I had just finished writing my monthly column for the COPE April Newsletter when I turned the TV on and saw a commercial for 60 Minutes, a news show on CBS. Not a show I ever watch, the teaser for the next segment caught my attention. An interview was next, with Sandy and Lonnie Phillips. Their daughter was killed in the mass shooting in a movie theater in Aurora, Colorado.
When asked about their loss, they spoke about the rules of grief they read and how they threw them out when they saw they were just not right for them. They described the public response that shocked them—websites saying their daughter was alive, that she was living elsewhere, her parents and media were liars, it was all fake news. The extraordinary abuse they endured and the terrifying helplessness they experienced brought me to tears.

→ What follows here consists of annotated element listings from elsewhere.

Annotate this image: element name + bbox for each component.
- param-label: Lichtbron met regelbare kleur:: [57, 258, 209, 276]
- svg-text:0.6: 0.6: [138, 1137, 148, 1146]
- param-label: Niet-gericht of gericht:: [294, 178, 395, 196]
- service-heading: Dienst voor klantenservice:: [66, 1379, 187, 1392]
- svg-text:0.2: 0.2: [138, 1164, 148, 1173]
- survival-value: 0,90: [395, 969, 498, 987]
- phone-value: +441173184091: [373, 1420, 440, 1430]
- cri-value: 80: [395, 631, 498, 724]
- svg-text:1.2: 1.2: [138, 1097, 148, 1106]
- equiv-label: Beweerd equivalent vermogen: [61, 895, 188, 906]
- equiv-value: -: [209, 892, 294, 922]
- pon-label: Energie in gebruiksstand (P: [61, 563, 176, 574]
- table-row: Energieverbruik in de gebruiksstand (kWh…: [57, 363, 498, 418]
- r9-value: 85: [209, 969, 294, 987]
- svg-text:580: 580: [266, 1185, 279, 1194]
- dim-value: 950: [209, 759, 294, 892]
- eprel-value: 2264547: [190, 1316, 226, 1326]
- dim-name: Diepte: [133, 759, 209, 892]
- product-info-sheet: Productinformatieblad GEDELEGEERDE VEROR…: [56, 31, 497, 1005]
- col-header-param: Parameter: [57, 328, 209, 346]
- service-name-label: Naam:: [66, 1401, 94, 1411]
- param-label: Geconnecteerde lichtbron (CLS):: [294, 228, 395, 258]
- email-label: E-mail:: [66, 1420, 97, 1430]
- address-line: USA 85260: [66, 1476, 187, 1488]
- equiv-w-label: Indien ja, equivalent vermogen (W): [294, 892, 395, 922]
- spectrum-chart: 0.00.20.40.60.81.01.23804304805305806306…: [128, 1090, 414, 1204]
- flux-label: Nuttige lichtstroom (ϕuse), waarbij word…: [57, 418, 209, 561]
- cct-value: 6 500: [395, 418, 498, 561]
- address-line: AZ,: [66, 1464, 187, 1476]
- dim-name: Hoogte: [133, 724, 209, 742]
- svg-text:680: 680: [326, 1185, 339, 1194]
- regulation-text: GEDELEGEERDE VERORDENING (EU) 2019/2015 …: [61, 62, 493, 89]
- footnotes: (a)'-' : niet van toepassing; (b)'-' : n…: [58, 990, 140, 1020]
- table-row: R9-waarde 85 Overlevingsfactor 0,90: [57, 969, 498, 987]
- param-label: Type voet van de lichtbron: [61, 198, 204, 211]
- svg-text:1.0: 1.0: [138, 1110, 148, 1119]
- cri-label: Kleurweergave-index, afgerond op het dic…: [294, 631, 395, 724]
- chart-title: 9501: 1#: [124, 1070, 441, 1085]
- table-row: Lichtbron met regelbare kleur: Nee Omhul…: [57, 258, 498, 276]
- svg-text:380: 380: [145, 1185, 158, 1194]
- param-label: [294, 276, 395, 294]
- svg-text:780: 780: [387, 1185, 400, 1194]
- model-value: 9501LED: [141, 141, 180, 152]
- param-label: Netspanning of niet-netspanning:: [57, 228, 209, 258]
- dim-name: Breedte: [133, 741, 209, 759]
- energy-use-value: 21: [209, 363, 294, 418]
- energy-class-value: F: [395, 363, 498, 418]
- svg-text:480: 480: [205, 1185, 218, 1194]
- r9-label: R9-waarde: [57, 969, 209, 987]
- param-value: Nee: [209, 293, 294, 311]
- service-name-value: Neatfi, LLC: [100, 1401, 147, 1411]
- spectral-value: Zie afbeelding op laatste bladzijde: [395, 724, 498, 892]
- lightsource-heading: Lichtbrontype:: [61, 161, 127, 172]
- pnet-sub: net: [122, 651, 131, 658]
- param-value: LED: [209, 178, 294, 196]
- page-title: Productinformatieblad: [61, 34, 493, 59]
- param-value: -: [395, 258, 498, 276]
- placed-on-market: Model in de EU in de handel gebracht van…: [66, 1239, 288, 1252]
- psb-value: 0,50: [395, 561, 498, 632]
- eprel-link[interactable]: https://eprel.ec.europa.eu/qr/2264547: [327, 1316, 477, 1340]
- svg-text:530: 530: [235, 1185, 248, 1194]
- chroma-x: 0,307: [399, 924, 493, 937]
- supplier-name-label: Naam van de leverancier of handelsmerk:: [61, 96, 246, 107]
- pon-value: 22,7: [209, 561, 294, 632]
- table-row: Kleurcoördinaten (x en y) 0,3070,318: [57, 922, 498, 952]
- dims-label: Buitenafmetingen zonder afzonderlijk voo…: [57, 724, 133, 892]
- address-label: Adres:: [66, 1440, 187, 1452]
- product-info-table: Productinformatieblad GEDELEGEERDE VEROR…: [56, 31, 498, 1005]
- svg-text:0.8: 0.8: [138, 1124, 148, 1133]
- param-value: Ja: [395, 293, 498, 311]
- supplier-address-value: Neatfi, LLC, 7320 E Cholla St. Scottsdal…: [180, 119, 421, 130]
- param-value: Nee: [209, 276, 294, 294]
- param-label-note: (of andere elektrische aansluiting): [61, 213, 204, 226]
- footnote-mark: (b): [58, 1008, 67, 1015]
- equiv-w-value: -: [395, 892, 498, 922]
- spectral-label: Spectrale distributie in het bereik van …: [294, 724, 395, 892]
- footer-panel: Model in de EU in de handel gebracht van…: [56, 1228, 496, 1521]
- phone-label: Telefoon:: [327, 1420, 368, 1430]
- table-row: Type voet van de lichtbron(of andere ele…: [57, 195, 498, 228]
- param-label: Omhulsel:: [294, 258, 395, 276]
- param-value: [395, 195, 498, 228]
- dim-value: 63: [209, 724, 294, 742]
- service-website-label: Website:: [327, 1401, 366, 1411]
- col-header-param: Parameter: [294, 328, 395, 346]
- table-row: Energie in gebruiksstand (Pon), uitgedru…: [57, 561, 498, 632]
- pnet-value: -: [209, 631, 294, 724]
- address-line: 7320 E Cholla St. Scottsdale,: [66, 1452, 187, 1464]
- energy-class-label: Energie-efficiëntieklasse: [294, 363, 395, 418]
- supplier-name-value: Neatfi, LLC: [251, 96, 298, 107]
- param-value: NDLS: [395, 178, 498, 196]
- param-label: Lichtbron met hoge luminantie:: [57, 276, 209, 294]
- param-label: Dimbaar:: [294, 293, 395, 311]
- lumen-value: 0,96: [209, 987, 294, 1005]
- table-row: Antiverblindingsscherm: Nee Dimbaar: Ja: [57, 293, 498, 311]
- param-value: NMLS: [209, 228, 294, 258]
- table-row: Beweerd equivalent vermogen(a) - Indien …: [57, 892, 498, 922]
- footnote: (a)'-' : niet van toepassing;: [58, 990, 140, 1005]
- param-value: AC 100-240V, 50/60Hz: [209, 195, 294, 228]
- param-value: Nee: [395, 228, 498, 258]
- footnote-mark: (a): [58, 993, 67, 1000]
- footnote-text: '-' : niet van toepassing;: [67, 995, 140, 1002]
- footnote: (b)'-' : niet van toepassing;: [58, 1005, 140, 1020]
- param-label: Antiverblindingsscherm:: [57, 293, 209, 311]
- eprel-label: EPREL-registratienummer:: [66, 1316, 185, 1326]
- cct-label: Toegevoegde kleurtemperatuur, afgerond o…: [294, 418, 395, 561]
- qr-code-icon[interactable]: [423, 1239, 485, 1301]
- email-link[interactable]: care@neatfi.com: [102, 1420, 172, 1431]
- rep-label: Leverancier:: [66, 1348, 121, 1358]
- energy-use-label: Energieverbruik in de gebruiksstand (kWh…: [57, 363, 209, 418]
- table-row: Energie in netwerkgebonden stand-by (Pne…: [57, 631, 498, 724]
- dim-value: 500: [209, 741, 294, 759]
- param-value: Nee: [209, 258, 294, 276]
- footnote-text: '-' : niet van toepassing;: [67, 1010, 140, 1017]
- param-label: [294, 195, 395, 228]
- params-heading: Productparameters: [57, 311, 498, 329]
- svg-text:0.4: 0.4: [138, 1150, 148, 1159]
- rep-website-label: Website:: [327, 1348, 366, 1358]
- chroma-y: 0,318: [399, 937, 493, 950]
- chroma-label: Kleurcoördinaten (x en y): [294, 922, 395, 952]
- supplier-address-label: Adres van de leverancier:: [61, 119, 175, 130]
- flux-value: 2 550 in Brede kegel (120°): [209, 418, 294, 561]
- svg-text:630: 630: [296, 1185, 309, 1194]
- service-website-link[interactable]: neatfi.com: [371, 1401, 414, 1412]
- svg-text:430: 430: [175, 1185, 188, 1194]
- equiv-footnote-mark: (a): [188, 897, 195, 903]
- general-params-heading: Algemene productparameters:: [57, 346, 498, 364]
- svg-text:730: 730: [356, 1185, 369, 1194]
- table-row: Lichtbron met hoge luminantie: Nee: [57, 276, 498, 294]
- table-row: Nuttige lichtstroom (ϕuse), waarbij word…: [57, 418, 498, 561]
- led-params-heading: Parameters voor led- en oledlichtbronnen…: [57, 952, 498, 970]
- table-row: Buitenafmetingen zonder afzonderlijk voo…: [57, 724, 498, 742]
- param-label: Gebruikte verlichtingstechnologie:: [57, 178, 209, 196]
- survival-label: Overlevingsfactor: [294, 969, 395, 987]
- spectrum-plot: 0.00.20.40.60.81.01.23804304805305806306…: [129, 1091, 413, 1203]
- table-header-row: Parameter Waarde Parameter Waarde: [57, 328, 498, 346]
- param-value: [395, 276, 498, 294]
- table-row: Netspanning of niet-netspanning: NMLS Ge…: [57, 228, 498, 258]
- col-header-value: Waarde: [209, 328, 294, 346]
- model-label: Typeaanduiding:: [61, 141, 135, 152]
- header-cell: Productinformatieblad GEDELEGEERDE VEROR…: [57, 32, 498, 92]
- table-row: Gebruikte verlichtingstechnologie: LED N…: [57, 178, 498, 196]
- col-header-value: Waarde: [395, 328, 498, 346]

What Mr. and Mrs. Phillips did, in this nightmare, was to pack up their things, get a trailer and start to travel all over the country. Their goal– to support other victims of mass shootings hoping to make the grief of others more manageable. They are extraordinary people. Tragically, they have too many places to visit, too many mass shooting victims and survivors to comfort.
However, there was a moment in the interview when Mrs. Phillips said she had lost her identity as a mother, that she felt she was no longer the mother of her daughter now that she was gone. I thought of a piece that Sherry Radowitz, a COPE parent and Board member, and a friend for over 40 years, wrote called, “I Am Still Your Mother .” Sherry has always felt a strong spiritual connection to her son. Gone for over 11 years, her memories, her heart, are still wrapped around the young man she lost and the boy she raised. Family memories, albums of photos, stories shared by his friends and classmates are what she holds close now, all reminders of her son and the family he grew up in. While alive only in the hearts and minds of his family, and the community who got to know him, Sherry is still his mother.
I hope that Mr. and Mrs. Phillips, with all that they have lost, and with all that they are doing for others, remember that they are still their daughter’s parents. No one else gets a say in that. No one gets to take that away.